Answering how I felt was a brutally honest reflection of my mood, energy levels, and overall well-being. It’s funny that during holidays like New Years’ Day, I was immediately kinder with myself and more optimistic about the future, and during the more mundane months I felt critical about my situation. There were some days this year where I just couldn’t bring myself to tell the camera that I was feeling good. Confronting that, instead of lying to the camera and myself, felt necessary. Instead of reading it in a notebook, hearing it from my own voice made it feel more real.


This project revealed that most worries dissolved on their own, the things I got excited about were usually worth it, and what I considered a “good” or “bad” month kept changing. Keeping the systemic harness constant made the small changes impossible to miss.
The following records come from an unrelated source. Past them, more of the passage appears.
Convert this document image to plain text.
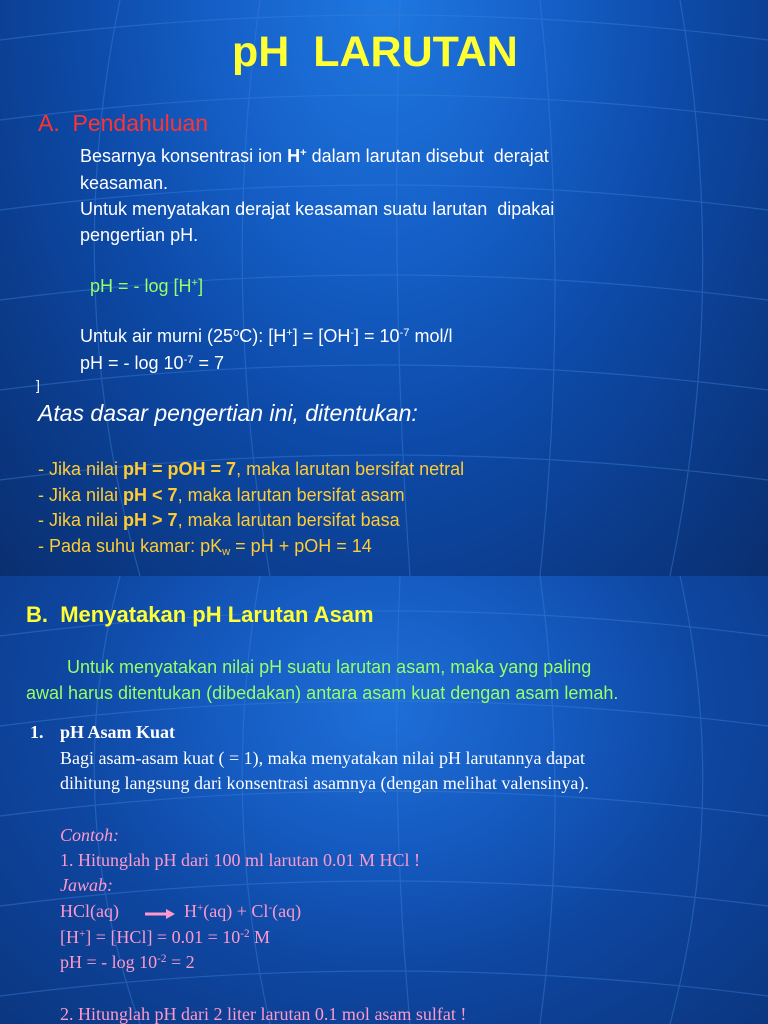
pH  LARUTAN
A.  Pendahuluan
Besarnya konsentrasi ion H+ dalam larutan disebut  derajat
keasaman.
Untuk menyatakan derajat keasaman suatu larutan  dipakai
pengertian pH.
pH = - log [H+]
Untuk air murni (25$^o$C): $[H^+] = [OH^-] = 10^{-7}$ mol/l
pH = - $\log 10^{-7} = 7$
]
Atas dasar pengertian ini, ditentukan:
- Jika nilai pH = pOH = 7, maka larutan bersifat netral
- Jika nilai pH < 7, maka larutan bersifat asam
- Jika nilai pH > 7, maka larutan bersifat basa
- Pada suhu kamar: $pK_w$ = pH + pOH = 14
B.  Menyatakan pH Larutan Asam
Untuk menyatakan nilai pH suatu larutan asam, maka yang paling
awal harus ditentukan (dibedakan) antara asam kuat dengan asam lemah.
1. pH Asam Kuat
Bagi asam-asam kuat ( = 1), maka menyatakan nilai pH larutannya dapat
dihitung langsung dari konsentrasi asamnya (dengan melihat valensinya).
Contoh:
1. Hitunglah pH dari 100 ml larutan 0.01 M HCl !
Jawab:
HCl(aq) → H+(aq) + Cl-(aq)
$[H^+] = [HCl] = 0.01 = 10^{-2}$ M
pH = - $\log 10^{-2} = 2$
2. Hitunglah pH dari 2 liter larutan 0.1 mol asam sulfat !
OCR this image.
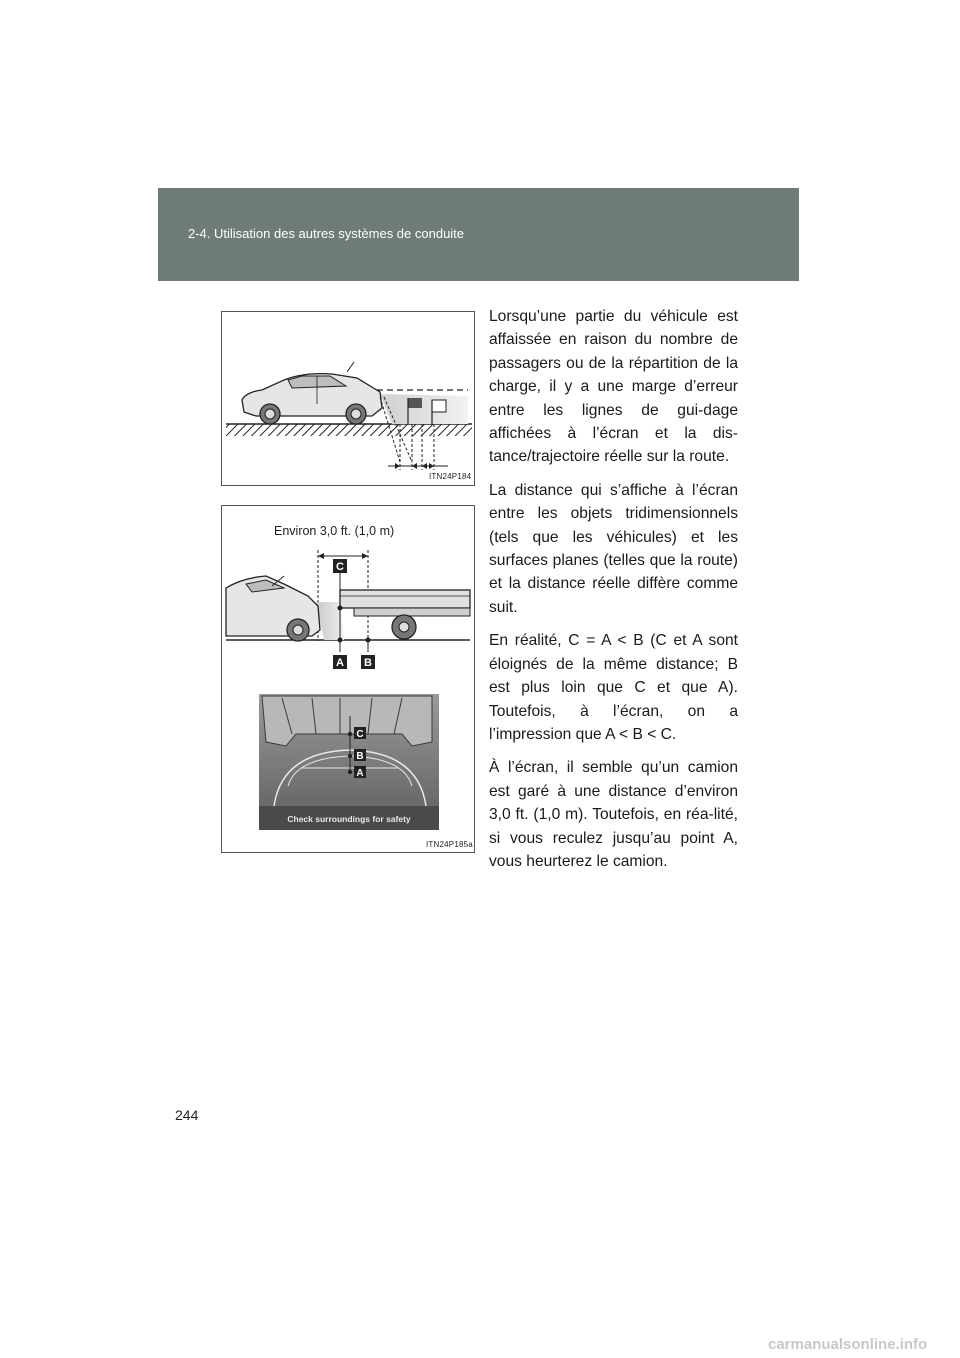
2-4. Utilisation des autres systèmes de conduite
ITN24P184
Environ 3,0 ft. (1,0 m)
C
A B
C
B
A
Check surroundings for safety
ITN24P185a

Lorsqu’une partie du véhicule est affaissée en raison du nombre de passagers ou de la répartition de la charge, il y a une marge d’erreur entre les lignes de gui-dage affichées à l’écran et la dis-tance/trajectoire réelle sur la route.

La distance qui s’affiche à l’écran entre les objets tridimensionnels (tels que les véhicules) et les surfaces planes (telles que la route) et la distance réelle diffère comme suit.

En réalité, C = A < B (C et A sont éloignés de la même distance; B est plus loin que C et que A). Toutefois, à l’écran, on a l’impression que A < B < C.

À l’écran, il semble qu’un camion est garé à une distance d’environ 3,0 ft. (1,0 m). Toutefois, en réa-lité, si vous reculez jusqu’au point A, vous heurterez le camion.

244
carmanualsonline.info
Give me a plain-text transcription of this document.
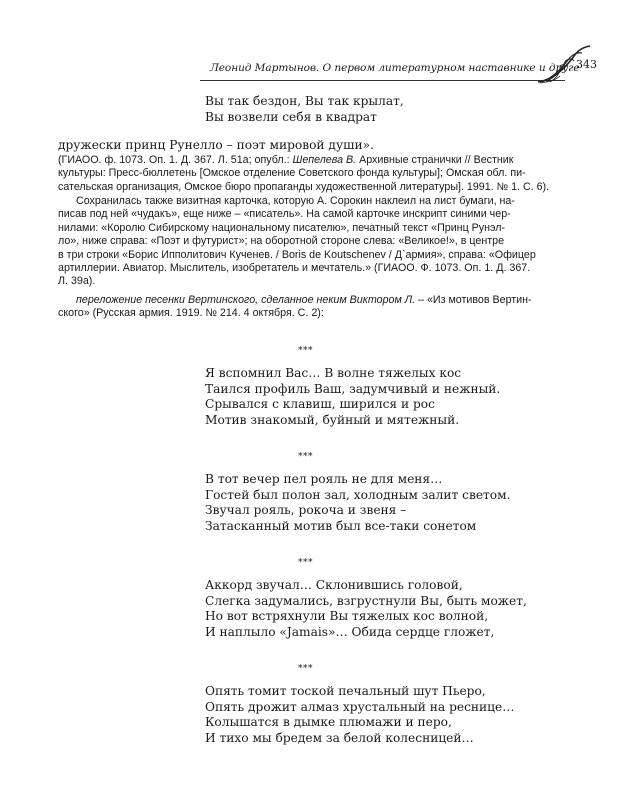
Леонид Мартынов. О первом литературном наставнике и друге
343
Вы так бездон, Вы так крылат,
Вы возвели себя в квадрат
дружески принц Рунелло – поэт мировой души».
(ГИАОО. ф. 1073. Оп. 1. Д. 367. Л. 51а; опубл.: Шепелева В. Архивные странички // Вестник
культуры: Пресс-бюллетень [Омское отделение Советского фонда культуры]; Омская обл. пи-
сательская организация, Омское бюро пропаганды художественной литературы]. 1991. № 1. С. 6).
Сохранилась также визитная карточка, которую А. Сорокин наклеил на лист бумаги, на-
писав под ней «чудакъ», еще ниже – «писатель». На самой карточке инскрипт синими чер-
нилами: «Королю Сибирскому национальному писателю», печатный текст «Принц Рунэл-
ло», ниже справа: «Поэт и футурист»; на оборотной стороне слева: «Великое!», в центре
в три строки «Борис Ипполитович Кученев. / Boris de Koutschenev / Д`армия», справа: «Офицер
артиллерии. Авиатор. Мыслитель, изобретатель и мечтатель.» (ГИАОО. Ф. 1073. Оп. 1. Д. 367.
Л. 39а).
переложение песенки Вертинского, сделанное неким Виктором Л. – «Из мотивов Вертин-
ского» (Русская армия. 1919. № 214. 4 октября. С. 2):
***
Я вспомнил Вас… В волне тяжелых кос
Таился профиль Ваш, задумчивый и нежный.
Срывался с клавиш, ширился и рос
Мотив знакомый, буйный и мятежный.
***
В тот вечер пел рояль не для меня…
Гостей был полон зал, холодным залит светом.
Звучал рояль, рокоча и звеня –
Затасканный мотив был все-таки сонетом
***
Аккорд звучал… Склонившись головой,
Слегка задумались, взгрустнули Вы, быть может,
Но вот встряхнули Вы тяжелых кос волной,
И наплыло «Jamais»… Обида сердце гложет,
***
Опять томит тоской печальный шут Пьеро,
Опять дрожит алмаз хрустальный на реснице…
Колышатся в дымке плюмажи и перо,
И тихо мы бредем за белой колесницей…
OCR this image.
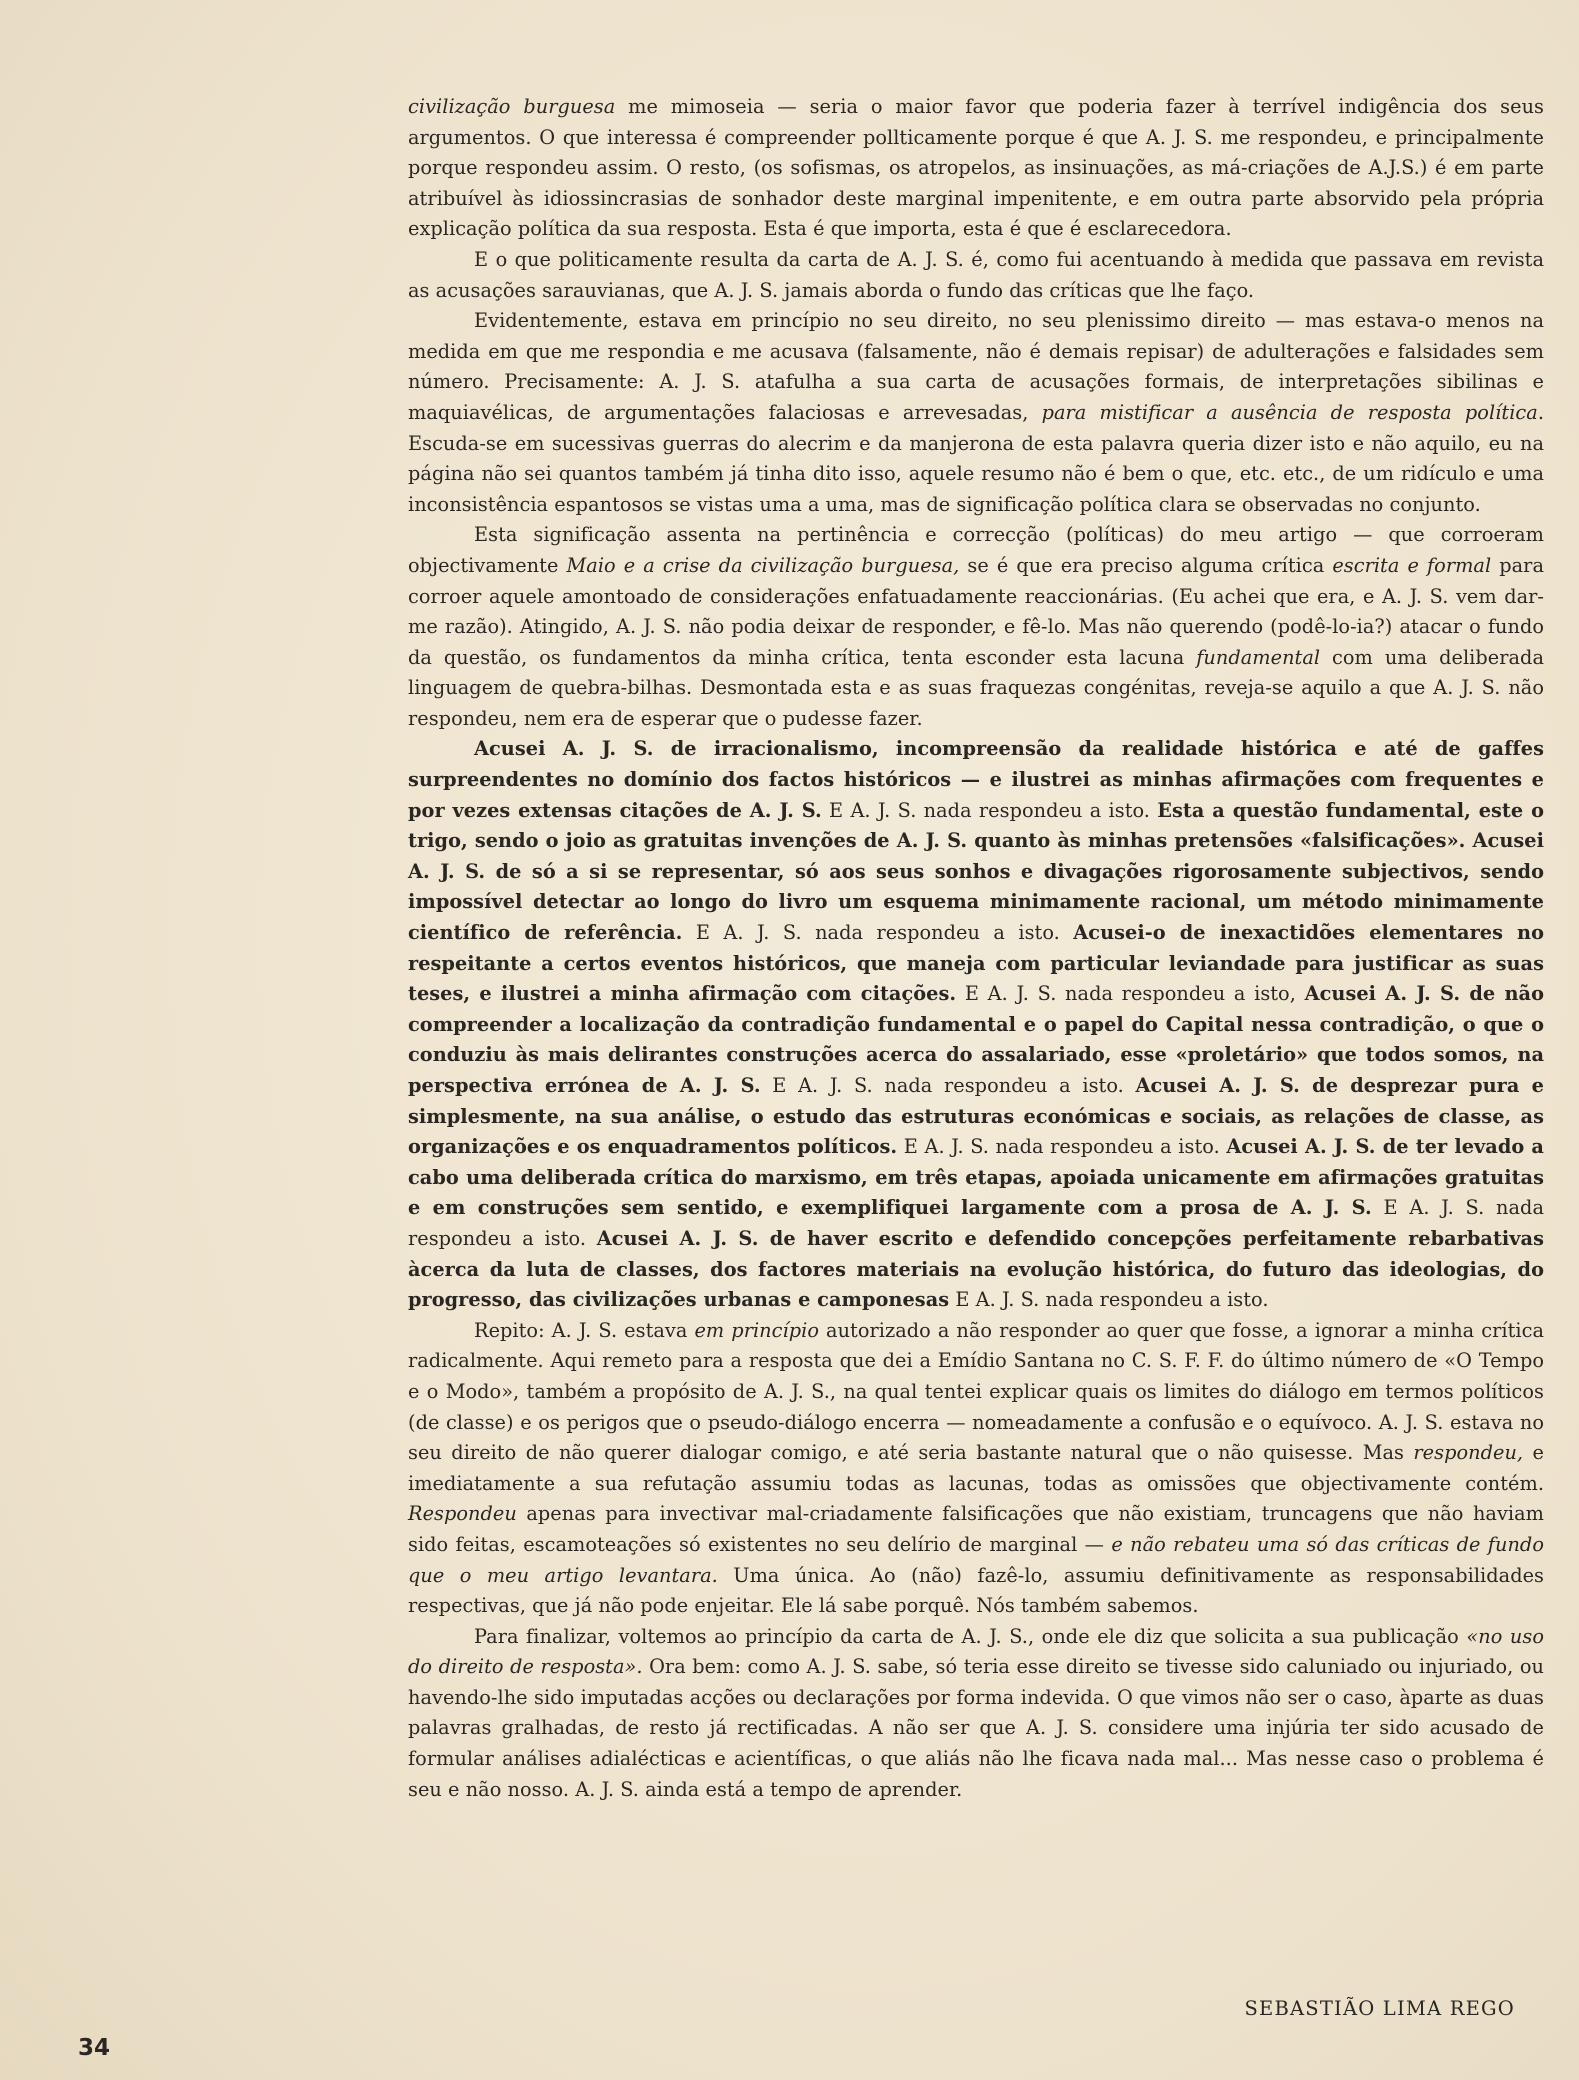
civilização burguesa me mimoseia — seria o maior favor que poderia fazer à terrível indigência dos seus argumentos. O que interessa é compreender pollticamente porque é que A. J. S. me respondeu, e principalmente porque respondeu assim. O resto, (os sofismas, os atropelos, as insinuações, as má-criações de A.J.S.) é em parte atribuível às idiossincrasias de sonhador deste marginal impenitente, e em outra parte absorvido pela própria explicação política da sua resposta. Esta é que importa, esta é que é esclarecedora.

E o que politicamente resulta da carta de A. J. S. é, como fui acentuando à medida que passava em revista as acusações sarauvianas, que A. J. S. jamais aborda o fundo das críticas que lhe faço.

Evidentemente, estava em princípio no seu direito, no seu plenissimo direito — mas estava-o menos na medida em que me respondia e me acusava (falsamente, não é demais repisar) de adulterações e falsidades sem número. Precisamente: A. J. S. atafulha a sua carta de acusações formais, de interpretações sibilinas e maquiavélicas, de argumentações falaciosas e arrevesadas, para mistificar a ausência de resposta política. Escuda-se em sucessivas guerras do alecrim e da manjerona de esta palavra queria dizer isto e não aquilo, eu na página não sei quantos também já tinha dito isso, aquele resumo não é bem o que, etc. etc., de um ridículo e uma inconsistência espantosos se vistas uma a uma, mas de significação política clara se observadas no conjunto.

Esta significação assenta na pertinência e correcção (políticas) do meu artigo — que corroeram objectivamente Maio e a crise da civilização burguesa, se é que era preciso alguma crítica escrita e formal para corroer aquele amontoado de considerações enfatuadamente reaccionárias. (Eu achei que era, e A. J. S. vem dar-me razão). Atingido, A. J. S. não podia deixar de responder, e fê-lo. Mas não querendo (podê-lo-ia?) atacar o fundo da questão, os fundamentos da minha crítica, tenta esconder esta lacuna fundamental com uma deliberada linguagem de quebra-bilhas. Desmontada esta e as suas fraquezas congénitas, reveja-se aquilo a que A. J. S. não respondeu, nem era de esperar que o pudesse fazer.

Acusei A. J. S. de irracionalismo, incompreensão da realidade histórica e até de gaffes surpreendentes no domínio dos factos históricos — e ilustrei as minhas afirmações com frequentes e por vezes extensas citações de A. J. S. E A. J. S. nada respondeu a isto. Esta a questão fundamental, este o trigo, sendo o joio as gratuitas invenções de A. J. S. quanto às minhas pretensões «falsificações». Acusei A. J. S. de só a si se representar, só aos seus sonhos e divagações rigorosamente subjectivos, sendo impossível detectar ao longo do livro um esquema minimamente racional, um método minimamente científico de referência. E A. J. S. nada respondeu a isto. Acusei-o de inexactidões elementares no respeitante a certos eventos históricos, que maneja com particular leviandade para justificar as suas teses, e ilustrei a minha afirmação com citações. E A. J. S. nada respondeu a isto, Acusei A. J. S. de não compreender a localização da contradição fundamental e o papel do Capital nessa contradição, o que o conduziu às mais delirantes construções acerca do assalariado, esse «proletário» que todos somos, na perspectiva errónea de A. J. S. E A. J. S. nada respondeu a isto. Acusei A. J. S. de desprezar pura e simplesmente, na sua análise, o estudo das estruturas económicas e sociais, as relações de classe, as organizações e os enquadramentos políticos. E A. J. S. nada respondeu a isto. Acusei A. J. S. de ter levado a cabo uma deliberada crítica do marxismo, em três etapas, apoiada unicamente em afirmações gratuitas e em construções sem sentido, e exemplifiquei largamente com a prosa de A. J. S. E A. J. S. nada respondeu a isto. Acusei A. J. S. de haver escrito e defendido concepções perfeitamente rebarbativas àcerca da luta de classes, dos factores materiais na evolução histórica, do futuro das ideologias, do progresso, das civilizações urbanas e camponesas E A. J. S. nada respondeu a isto.

Repito: A. J. S. estava em princípio autorizado a não responder ao quer que fosse, a ignorar a minha crítica radicalmente. Aqui remeto para a resposta que dei a Emídio Santana no C. S. F. F. do último número de «O Tempo e o Modo», também a propósito de A. J. S., na qual tentei explicar quais os limites do diálogo em termos políticos (de classe) e os perigos que o pseudo-diálogo encerra — nomeadamente a confusão e o equívoco. A. J. S. estava no seu direito de não querer dialogar comigo, e até seria bastante natural que o não quisesse. Mas respondeu, e imediatamente a sua refutação assumiu todas as lacunas, todas as omissões que objectivamente contém. Respondeu apenas para invectivar mal-criadamente falsificações que não existiam, truncagens que não haviam sido feitas, escamoteações só existentes no seu delírio de marginal — e não rebateu uma só das críticas de fundo que o meu artigo levantara. Uma única. Ao (não) fazê-lo, assumiu definitivamente as responsabilidades respectivas, que já não pode enjeitar. Ele lá sabe porquê. Nós também sabemos.

Para finalizar, voltemos ao princípio da carta de A. J. S., onde ele diz que solicita a sua publicação «no uso do direito de resposta». Ora bem: como A. J. S. sabe, só teria esse direito se tivesse sido caluniado ou injuriado, ou havendo-lhe sido imputadas acções ou declarações por forma indevida. O que vimos não ser o caso, àparte as duas palavras gralhadas, de resto já rectificadas. A não ser que A. J. S. considere uma injúria ter sido acusado de formular análises adialécticas e acientíficas, o que aliás não lhe ficava nada mal... Mas nesse caso o problema é seu e não nosso. A. J. S. ainda está a tempo de aprender.

SEBASTIÃO LIMA REGO
34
The accountability worked because I had to show up honestly every thirty days, regardless of whether I was hitting my goals or not. I learned that the honest version of myself is an optimist who has a deep appreciation for his friends and family. He is remarkably open to new experiences, and surprisingly resilient. He also really likes to look to the left when he’s thinking about something.

I’m keeping the same setup for 2026. Same questions, same time each month, same desk (in a new apartment with more sunlight!). But now I know what it feels like to have a year of these behind me. If Billie can do eight years, I can probably manage a second one. If you’re thinking about trying this: pick your questions and just hit record on February 1st. It’s worth the brief awkwardness of talking to a camera. The insights build in ways you won’t see coming until you’re a few months deep.